2. - Les enfants n’aiment pas le travail, ni le travail scolaire, ni le travail familial ou social.

3. - Ils sont beaucoup plus énervés, plus déséquilibrés (dans le sens seulement d'une insuffisance d’équilibre et d'harmonie) qu'autrefois.

4. - Ils savent moins qu'autrefois penser par eux-mêmes.

5. - Ils sont pourtant aussi intelligents qu’autrefois — d'aucuns disent qu’ils le sont plus — mais, pour tout ce qui concerne l'Ecole, ils sont éteints et fermés, allergiques même à tout enseignement scolaire.

6. - Le nombre va croissant des enfants normalement intelligents qui ne parviennent pas à lire couramment et à s’exprimer par l’écriture.

7. - Le nombre va croissant des enfants perturbés, c'est-à-dire dont le comportement est troublé, jusqu'à devenir anormal, inquiet, peureux, hésitant, toutes tares qui constituent de graves causes d'échec à l'Ecole et dans la vie.

8. - Les enfants sont plus passifs qu’autrefois, à l’Ecole du moins. Et ils s'en défendent par des réactions agressives violentes, en récréation ou dans la rue.

9. - Les enfants sont aujourd'hui informés de toutes choses, mais ils les connaissent rarement en profondeur, ce qui est cause d’une superficialité, d’une détérioration du bon sens qui sont un grave danger.

10. - Ces diverses faiblesses, apparemment intellectuelles et morales, se traduisent bien souvent :

— par un affaiblissement dangereux du tonus vital ;

— par diverses maladies dont les médecins nous diront l’origine et les incidences ;

— par des anorexies ;

— par des névroses dont on connaît les terribles conséquences.
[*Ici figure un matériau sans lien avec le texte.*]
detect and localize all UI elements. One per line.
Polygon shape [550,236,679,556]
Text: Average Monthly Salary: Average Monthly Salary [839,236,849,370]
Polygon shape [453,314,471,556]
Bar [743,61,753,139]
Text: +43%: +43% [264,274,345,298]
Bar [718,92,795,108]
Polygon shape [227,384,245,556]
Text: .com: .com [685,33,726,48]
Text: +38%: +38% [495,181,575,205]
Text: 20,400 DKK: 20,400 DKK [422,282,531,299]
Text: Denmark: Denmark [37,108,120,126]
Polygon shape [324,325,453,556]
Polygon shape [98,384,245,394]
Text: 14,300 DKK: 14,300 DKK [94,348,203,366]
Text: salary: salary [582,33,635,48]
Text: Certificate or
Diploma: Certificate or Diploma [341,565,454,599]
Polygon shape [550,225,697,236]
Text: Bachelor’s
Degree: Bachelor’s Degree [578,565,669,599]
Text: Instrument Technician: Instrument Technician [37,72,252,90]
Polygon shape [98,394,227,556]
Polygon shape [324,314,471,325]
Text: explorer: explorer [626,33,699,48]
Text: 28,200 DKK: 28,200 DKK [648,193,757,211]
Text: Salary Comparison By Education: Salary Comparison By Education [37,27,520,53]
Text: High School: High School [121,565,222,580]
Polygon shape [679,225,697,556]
11. - Les conditions défectueuses de vie et de travail en commun perturbent gravement le comportement social des enfants (voir blousons noirs).

12. - Les examens, notamment, ont des conséquences que psychologues, psychanalystes et médecins nous aideront à dénoncer.

13. - L’autorité formelle du maître suscite elle aussi bien des complications.

14. - En définitive, il faudra voir si certaines pratiques scolaires ou extrascolaires ne sont pas « abêtissantes » (voir télévision, images et pédagogie traditionnelle).

Faire les envois d’urgence avec tous documents, extraits de livres et de revues, etc, à Freinet, Cannes.

C.F.

(1) Collection Bibliothèque de l'Ecole Moderne n° 6 : La santé mentale des enfants.